Биплан - Ричард Бах
Шрифт:
Интервал:
Закладка:
В первых лучах солнца перед нами предстает Эль-Пасо, рядом с которым высится его собственная гора. Я уже видел прежде, как солнце освещает эту гору, однако сейчас я не задерживаюсь на воспоминаниях, не пытаюсь отыскать в них смысл. Я просто знаю, что был здесь прежде, но сейчас я спешу оставить Эль-Пасо позади, он для меня — лишь контрольная точка, крестик, исчезающий вдали.

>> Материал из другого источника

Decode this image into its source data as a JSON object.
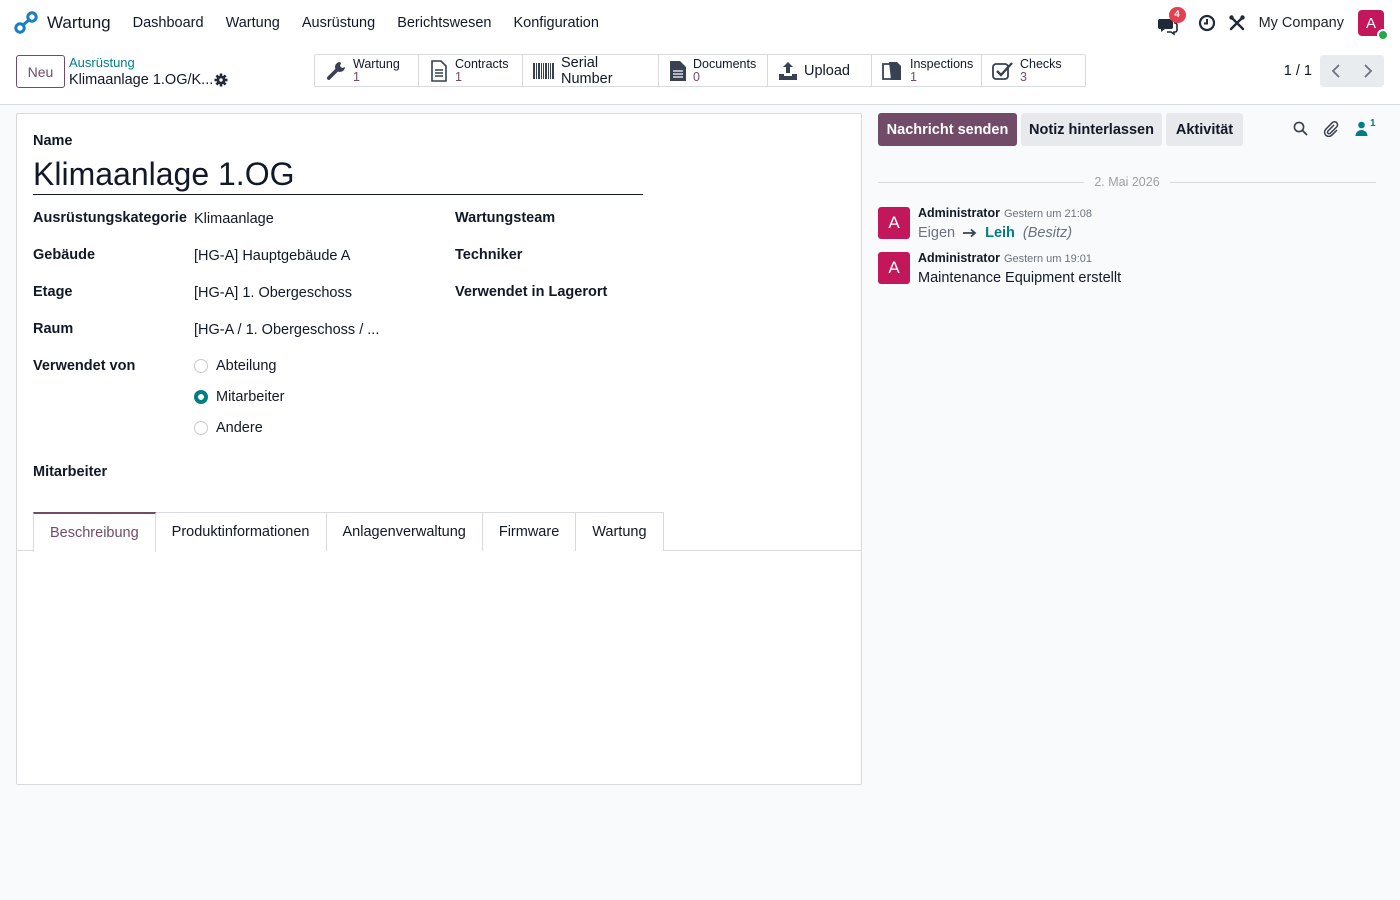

Дорога тоже исчезла, и следующие восемьдесят миль нам предстоит пользоваться традиционным видом навигации — по железнодорожным путям. Вот это пустыня! Видимость вокруг не меньше сотни миль. А земля выглядит так, словно смотришь в микроскоп на пятно серой газетной краски — повсюду на песочных холмиках растут кусты шалфея, каждый куст точно на расстоянии восемь футов от ближайших соседей со всех сторон. Любой из них можно принять за центр пустыни, тогда остальные совершенно ровными рядами протянутся от него до самого края земли. Даже карта в этом месте сдается и беспомощно вздыхает. Черная линия железной дороги дюйм за дюймом пробирается меж крошечных безликих точек, которые означают, что на этом месте вообще ничего нет.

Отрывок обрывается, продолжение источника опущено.